Two powerful bombs exploded just outside Baghdad's tightly-guarded Green Zone today as the US deputy secretary of state John Negroponte was due to address journalists inside, reporters said. An Iraqi military officer said at least one soldier was wounded in the blasts that went off in quick succession. The first blast targeted a parked Iraqi armoured vehicle and a car bomb went off minutes later at a nearby car park opposite the foreign ministry, on the edge of the Green Zone where Iraq's government and the US embassy are located.

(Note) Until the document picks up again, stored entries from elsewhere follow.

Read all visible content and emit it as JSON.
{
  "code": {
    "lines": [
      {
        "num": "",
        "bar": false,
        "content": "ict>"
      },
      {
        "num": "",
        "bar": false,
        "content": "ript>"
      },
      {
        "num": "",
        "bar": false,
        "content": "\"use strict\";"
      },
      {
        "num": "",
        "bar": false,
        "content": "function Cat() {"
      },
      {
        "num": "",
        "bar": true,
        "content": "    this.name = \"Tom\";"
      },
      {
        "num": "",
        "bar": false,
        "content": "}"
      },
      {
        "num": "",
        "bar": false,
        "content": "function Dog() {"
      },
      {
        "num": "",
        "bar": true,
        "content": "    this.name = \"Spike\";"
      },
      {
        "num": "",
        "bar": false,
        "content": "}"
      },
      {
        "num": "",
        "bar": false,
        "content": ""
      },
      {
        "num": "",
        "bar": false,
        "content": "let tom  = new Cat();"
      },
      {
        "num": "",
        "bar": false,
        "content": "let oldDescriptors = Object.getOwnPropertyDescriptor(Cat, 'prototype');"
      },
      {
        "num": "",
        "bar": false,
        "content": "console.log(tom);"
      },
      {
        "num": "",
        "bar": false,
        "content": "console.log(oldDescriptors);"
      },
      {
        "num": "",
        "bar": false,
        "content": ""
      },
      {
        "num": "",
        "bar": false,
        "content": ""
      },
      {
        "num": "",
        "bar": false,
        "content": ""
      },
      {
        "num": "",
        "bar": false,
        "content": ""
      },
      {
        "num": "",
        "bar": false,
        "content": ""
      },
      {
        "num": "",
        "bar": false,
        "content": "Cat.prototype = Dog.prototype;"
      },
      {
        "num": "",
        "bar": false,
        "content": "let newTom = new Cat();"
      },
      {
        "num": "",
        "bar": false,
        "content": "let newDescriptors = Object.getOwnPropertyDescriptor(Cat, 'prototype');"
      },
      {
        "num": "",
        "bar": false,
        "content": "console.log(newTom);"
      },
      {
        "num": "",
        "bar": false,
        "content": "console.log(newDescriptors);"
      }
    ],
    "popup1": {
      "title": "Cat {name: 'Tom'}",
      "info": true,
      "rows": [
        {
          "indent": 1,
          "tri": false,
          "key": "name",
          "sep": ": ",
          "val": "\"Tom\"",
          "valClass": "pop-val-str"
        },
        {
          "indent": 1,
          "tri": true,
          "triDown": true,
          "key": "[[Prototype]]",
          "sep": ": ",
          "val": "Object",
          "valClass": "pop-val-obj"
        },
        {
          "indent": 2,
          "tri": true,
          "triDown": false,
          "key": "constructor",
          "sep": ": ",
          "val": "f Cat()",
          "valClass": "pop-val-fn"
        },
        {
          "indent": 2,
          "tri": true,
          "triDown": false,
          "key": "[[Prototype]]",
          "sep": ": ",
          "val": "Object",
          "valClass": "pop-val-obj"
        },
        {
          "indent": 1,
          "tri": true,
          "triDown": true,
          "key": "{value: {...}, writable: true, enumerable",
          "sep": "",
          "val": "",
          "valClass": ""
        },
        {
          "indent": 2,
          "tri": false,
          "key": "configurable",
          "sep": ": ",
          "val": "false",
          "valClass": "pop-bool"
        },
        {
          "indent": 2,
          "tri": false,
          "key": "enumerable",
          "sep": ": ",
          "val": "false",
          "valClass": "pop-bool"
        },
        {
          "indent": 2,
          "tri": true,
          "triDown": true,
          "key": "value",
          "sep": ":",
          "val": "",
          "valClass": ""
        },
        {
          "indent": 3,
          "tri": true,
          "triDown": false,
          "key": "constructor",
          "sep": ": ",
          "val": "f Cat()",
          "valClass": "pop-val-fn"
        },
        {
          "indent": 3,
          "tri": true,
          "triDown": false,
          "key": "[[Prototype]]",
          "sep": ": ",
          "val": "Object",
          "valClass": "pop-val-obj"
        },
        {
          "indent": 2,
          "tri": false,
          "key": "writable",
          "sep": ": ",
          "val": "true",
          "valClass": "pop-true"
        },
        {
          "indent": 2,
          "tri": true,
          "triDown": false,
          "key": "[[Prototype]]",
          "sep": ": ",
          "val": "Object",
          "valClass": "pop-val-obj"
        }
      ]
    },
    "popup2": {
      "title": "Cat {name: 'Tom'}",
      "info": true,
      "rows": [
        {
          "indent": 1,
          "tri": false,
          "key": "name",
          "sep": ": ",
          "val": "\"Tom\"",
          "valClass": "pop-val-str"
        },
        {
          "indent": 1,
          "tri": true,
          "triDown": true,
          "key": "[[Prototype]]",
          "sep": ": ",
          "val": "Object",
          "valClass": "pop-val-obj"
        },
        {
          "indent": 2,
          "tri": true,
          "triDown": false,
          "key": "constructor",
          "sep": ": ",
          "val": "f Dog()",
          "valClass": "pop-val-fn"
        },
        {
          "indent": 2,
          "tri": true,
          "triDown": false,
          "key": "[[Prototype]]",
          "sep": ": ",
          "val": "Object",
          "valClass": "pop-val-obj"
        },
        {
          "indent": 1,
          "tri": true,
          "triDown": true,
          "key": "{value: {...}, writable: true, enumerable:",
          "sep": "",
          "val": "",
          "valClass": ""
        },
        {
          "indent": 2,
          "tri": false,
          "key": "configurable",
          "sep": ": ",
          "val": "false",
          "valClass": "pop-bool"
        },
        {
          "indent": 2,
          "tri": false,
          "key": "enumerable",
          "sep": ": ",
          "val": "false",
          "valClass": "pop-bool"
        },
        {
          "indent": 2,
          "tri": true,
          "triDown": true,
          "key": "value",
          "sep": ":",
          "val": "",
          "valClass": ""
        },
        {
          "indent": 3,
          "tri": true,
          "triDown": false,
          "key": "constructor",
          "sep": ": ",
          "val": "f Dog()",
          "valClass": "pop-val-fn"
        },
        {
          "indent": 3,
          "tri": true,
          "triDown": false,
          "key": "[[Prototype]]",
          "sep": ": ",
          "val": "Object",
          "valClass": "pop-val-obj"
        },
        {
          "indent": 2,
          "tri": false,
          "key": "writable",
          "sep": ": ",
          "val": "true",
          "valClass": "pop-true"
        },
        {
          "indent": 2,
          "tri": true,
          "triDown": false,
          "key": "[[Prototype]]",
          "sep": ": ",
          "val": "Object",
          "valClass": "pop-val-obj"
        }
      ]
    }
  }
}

Witnesses said a limpet-type magnetic mine had been used in the first attack against the armoured vehicle parked at a security check point leading to the Green Zone. Several cars were also damaged and Iraqi firefighters put out the flames before they could spread at other cars. Minutes after the attacks, Mr Negroponte began his scheduled press conference with the Iraqi foreign minister Hoshyar Zebari.
Outside the Green Zone, soldiers fired in the air to keep motorists and pedestrians out of the bombed area. The attacks in the central Salhiyah neighbourhood of Baghdad came despite a tight security cordon and stepped-up checks on vehicles and followed a spate of bombings in the Iraqi capital last week. The US military claimed on Saturday it had killed an al Qa'eda militant who planned some of the biggest bombings in Baghdad and who killed a group of Russian diplomats in 2006.

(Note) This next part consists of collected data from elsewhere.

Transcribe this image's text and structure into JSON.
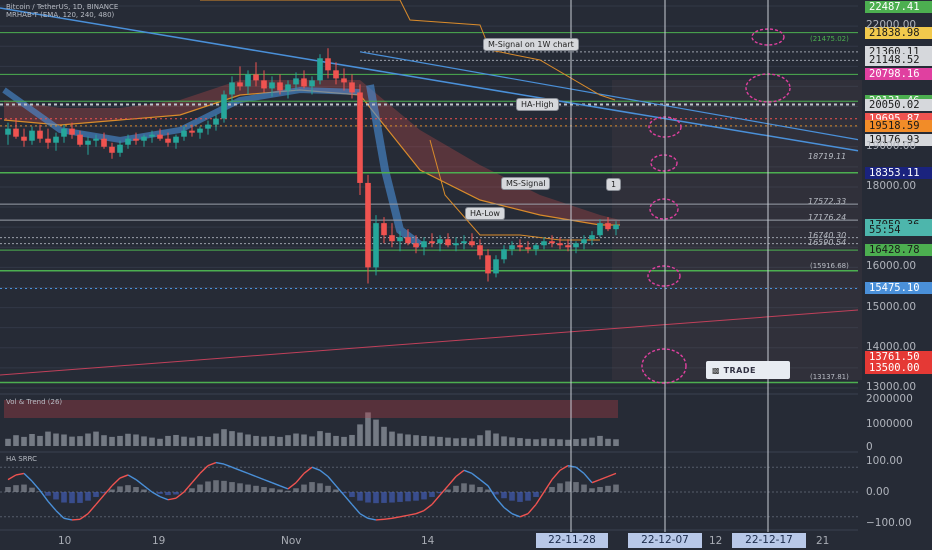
{
  "header": {
    "symbol_line": "Bitcoin / TetherUS, 1D, BINANCE",
    "indicator_line": "MRHAB-T (EMA, 120, 240, 480)"
  },
  "colors": {
    "background": "#262b36",
    "bull": "#26a69a",
    "bear": "#ef5350",
    "green_line": "#4caf50",
    "blue_line": "#4a90d9",
    "orange_line": "#d98b2b",
    "magenta": "#e040a0"
  },
  "chart_data": [
    {
      "type": "candlestick",
      "title": "Bitcoin / TetherUS, 1D, BINANCE",
      "ylim": [
        13000,
        22500
      ],
      "x_tick_labels": [
        "10",
        "19",
        "Nov",
        "14",
        "12",
        "21"
      ],
      "selected_dates": [
        "22-11-28",
        "22-12-07",
        "22-12-17"
      ],
      "candles": [
        [
          19300,
          19600,
          19050,
          19450
        ],
        [
          19450,
          19700,
          19200,
          19250
        ],
        [
          19250,
          19450,
          19000,
          19150
        ],
        [
          19150,
          19500,
          19050,
          19400
        ],
        [
          19400,
          19550,
          19100,
          19200
        ],
        [
          19200,
          19450,
          18950,
          19100
        ],
        [
          19100,
          19350,
          18900,
          19250
        ],
        [
          19250,
          19550,
          19100,
          19450
        ],
        [
          19450,
          19600,
          19200,
          19300
        ],
        [
          19300,
          19400,
          19000,
          19050
        ],
        [
          19050,
          19250,
          18800,
          19150
        ],
        [
          19150,
          19300,
          19000,
          19200
        ],
        [
          19200,
          19350,
          18950,
          19000
        ],
        [
          19000,
          19100,
          18700,
          18850
        ],
        [
          18850,
          19150,
          18750,
          19050
        ],
        [
          19050,
          19300,
          18950,
          19200
        ],
        [
          19200,
          19350,
          19050,
          19150
        ],
        [
          19150,
          19300,
          19000,
          19250
        ],
        [
          19250,
          19400,
          19100,
          19300
        ],
        [
          19300,
          19450,
          19150,
          19200
        ],
        [
          19200,
          19350,
          19000,
          19100
        ],
        [
          19100,
          19300,
          18950,
          19250
        ],
        [
          19250,
          19500,
          19150,
          19400
        ],
        [
          19400,
          19550,
          19250,
          19350
        ],
        [
          19350,
          19500,
          19200,
          19450
        ],
        [
          19450,
          19650,
          19300,
          19550
        ],
        [
          19550,
          19800,
          19400,
          19700
        ],
        [
          19700,
          20400,
          19600,
          20300
        ],
        [
          20300,
          20750,
          20100,
          20600
        ],
        [
          20600,
          21000,
          20400,
          20500
        ],
        [
          20500,
          20900,
          20300,
          20800
        ],
        [
          20800,
          21100,
          20500,
          20650
        ],
        [
          20650,
          20900,
          20350,
          20450
        ],
        [
          20450,
          20750,
          20250,
          20600
        ],
        [
          20600,
          20800,
          20300,
          20400
        ],
        [
          20400,
          20650,
          20200,
          20550
        ],
        [
          20550,
          20850,
          20400,
          20700
        ],
        [
          20700,
          20900,
          20450,
          20500
        ],
        [
          20500,
          20750,
          20300,
          20650
        ],
        [
          20650,
          21300,
          20550,
          21200
        ],
        [
          21200,
          21450,
          20700,
          20900
        ],
        [
          20900,
          21100,
          20550,
          20700
        ],
        [
          20700,
          20950,
          20400,
          20600
        ],
        [
          20600,
          20800,
          20200,
          20350
        ],
        [
          20350,
          20550,
          17800,
          18100
        ],
        [
          18100,
          18300,
          15600,
          16000
        ],
        [
          16000,
          17300,
          15800,
          17100
        ],
        [
          17100,
          17250,
          16600,
          16800
        ],
        [
          16800,
          17100,
          16500,
          16650
        ],
        [
          16650,
          16900,
          16400,
          16750
        ],
        [
          16750,
          16950,
          16550,
          16600
        ],
        [
          16600,
          16800,
          16350,
          16500
        ],
        [
          16500,
          16750,
          16300,
          16650
        ],
        [
          16650,
          16850,
          16500,
          16600
        ],
        [
          16600,
          16800,
          16400,
          16700
        ],
        [
          16700,
          16850,
          16500,
          16550
        ],
        [
          16550,
          16750,
          16400,
          16600
        ],
        [
          16600,
          16800,
          16450,
          16650
        ],
        [
          16650,
          16850,
          16500,
          16550
        ],
        [
          16550,
          16700,
          16200,
          16300
        ],
        [
          16300,
          16450,
          15650,
          15850
        ],
        [
          15850,
          16300,
          15750,
          16200
        ],
        [
          16200,
          16550,
          16100,
          16450
        ],
        [
          16450,
          16650,
          16300,
          16550
        ],
        [
          16550,
          16700,
          16400,
          16500
        ],
        [
          16500,
          16650,
          16350,
          16450
        ],
        [
          16450,
          16600,
          16300,
          16550
        ],
        [
          16550,
          16750,
          16450,
          16650
        ],
        [
          16650,
          16800,
          16500,
          16600
        ],
        [
          16600,
          16750,
          16450,
          16550
        ],
        [
          16550,
          16700,
          16400,
          16500
        ],
        [
          16500,
          16650,
          16350,
          16600
        ],
        [
          16600,
          16800,
          16450,
          16700
        ],
        [
          16700,
          16900,
          16550,
          16800
        ],
        [
          16800,
          17200,
          16750,
          17100
        ],
        [
          17100,
          17250,
          16900,
          16950
        ],
        [
          16950,
          17150,
          16800,
          17059
        ]
      ],
      "price_labels": [
        {
          "value": "22487.41",
          "color": "#4caf50",
          "text_color": "#ffffff"
        },
        {
          "value": "21838.98",
          "color": "#f2c94c",
          "text_color": "#1a1a1a"
        },
        {
          "value": "21360.11",
          "color": "#d6d8dc",
          "text_color": "#1a1a1a"
        },
        {
          "value": "21148.52",
          "color": "#d6d8dc",
          "text_color": "#1a1a1a"
        },
        {
          "value": "20798.16",
          "color": "#e040a0",
          "text_color": "#ffffff"
        },
        {
          "value": "20131.46",
          "color": "#4caf50",
          "text_color": "#ffffff"
        },
        {
          "value": "20050.02",
          "color": "#d6d8dc",
          "text_color": "#1a1a1a"
        },
        {
          "value": "19695.87",
          "color": "#ef5350",
          "text_color": "#ffffff"
        },
        {
          "value": "19518.59",
          "color": "#f28c28",
          "text_color": "#1a1a1a"
        },
        {
          "value": "19176.93",
          "color": "#d6d8dc",
          "text_color": "#1a1a1a"
        },
        {
          "value": "18353.11",
          "color": "#1a237e",
          "text_color": "#ffffff"
        },
        {
          "value": "17059.36",
          "color": "#4db6ac",
          "text_color": "#1a1a1a"
        },
        {
          "value": "55:54",
          "color": "#4db6ac",
          "text_color": "#1a1a1a"
        },
        {
          "value": "16428.78",
          "color": "#4caf50",
          "text_color": "#1a1a1a"
        },
        {
          "value": "15475.10",
          "color": "#4a90d9",
          "text_color": "#ffffff"
        },
        {
          "value": "13761.50",
          "color": "#e53935",
          "text_color": "#ffffff"
        },
        {
          "value": "13500.00",
          "color": "#e53935",
          "text_color": "#ffffff"
        }
      ],
      "axis_prices": [
        "22000.00",
        "19000.00",
        "18000.00",
        "16000.00",
        "15000.00",
        "14000.00",
        "13000.00"
      ],
      "level_lines": [
        {
          "value": "18719.11",
          "label": "18719.11"
        },
        {
          "value": "17572.33",
          "label": "17572.33"
        },
        {
          "value": "17176.24",
          "label": "17176.24"
        },
        {
          "value": "16740.30",
          "label": "16740.30"
        },
        {
          "value": "16590.54",
          "label": "16590.54"
        },
        {
          "value": "15916.68",
          "label": "(15916.68)"
        },
        {
          "value": "13137.81",
          "label": "(13137.81)"
        },
        {
          "value": "21475.02",
          "label": "(21475.02)"
        }
      ],
      "annotations": [
        "M-Signal on 1W chart",
        "HA-High",
        "MS-Signal",
        "HA-Low",
        "1"
      ]
    },
    {
      "type": "bar",
      "title": "Vol & Trend (26)",
      "axis_ticks": [
        "2000000",
        "1000000",
        "0"
      ],
      "values": [
        300,
        450,
        380,
        500,
        420,
        600,
        520,
        480,
        390,
        410,
        520,
        600,
        450,
        380,
        420,
        510,
        480,
        400,
        350,
        300,
        420,
        460,
        390,
        350,
        410,
        380,
        520,
        700,
        620,
        560,
        480,
        420,
        390,
        410,
        380,
        450,
        520,
        480,
        400,
        620,
        550,
        420,
        380,
        460,
        900,
        1400,
        1100,
        800,
        600,
        520,
        480,
        450,
        420,
        400,
        380,
        350,
        320,
        340,
        310,
        450,
        650,
        520,
        400,
        360,
        330,
        300,
        280,
        320,
        300,
        280,
        260,
        290,
        310,
        350,
        420,
        300,
        280
      ]
    },
    {
      "type": "line",
      "title": "HA SRRC",
      "axis_ticks": [
        "100.00",
        "0.00",
        "−100.00"
      ],
      "values": [
        40,
        55,
        60,
        35,
        5,
        -30,
        -60,
        -85,
        -90,
        -88,
        -70,
        -40,
        -10,
        20,
        45,
        55,
        40,
        20,
        0,
        -15,
        -25,
        -20,
        0,
        30,
        60,
        85,
        95,
        90,
        80,
        70,
        60,
        50,
        40,
        30,
        20,
        10,
        30,
        60,
        80,
        70,
        50,
        20,
        -10,
        -40,
        -70,
        -85,
        -90,
        -88,
        -85,
        -80,
        -75,
        -70,
        -60,
        -40,
        -10,
        20,
        50,
        70,
        60,
        40,
        20,
        -20,
        -50,
        -70,
        -80,
        -70,
        -40,
        0,
        40,
        70,
        85,
        80,
        60,
        30,
        40,
        50,
        60
      ]
    }
  ]
}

Mahir Ahmad Mahmud al-Zubaydi, also known as Abu Assad or Abu Rami, was killed along with an unidentified woman in Baghdad's Sunni district of Adhamiyah on Friday, the US military said. The killing of Abu Rami had dealt a severe blow to al Qa'eda in Baghdad, the US military said last week. Abu Rami was reportedly also responsible for multiple car bombings and mortar attacks in Sadr City in 2006 and 2007, including car bombings in November 2006 that killed more than 200 people.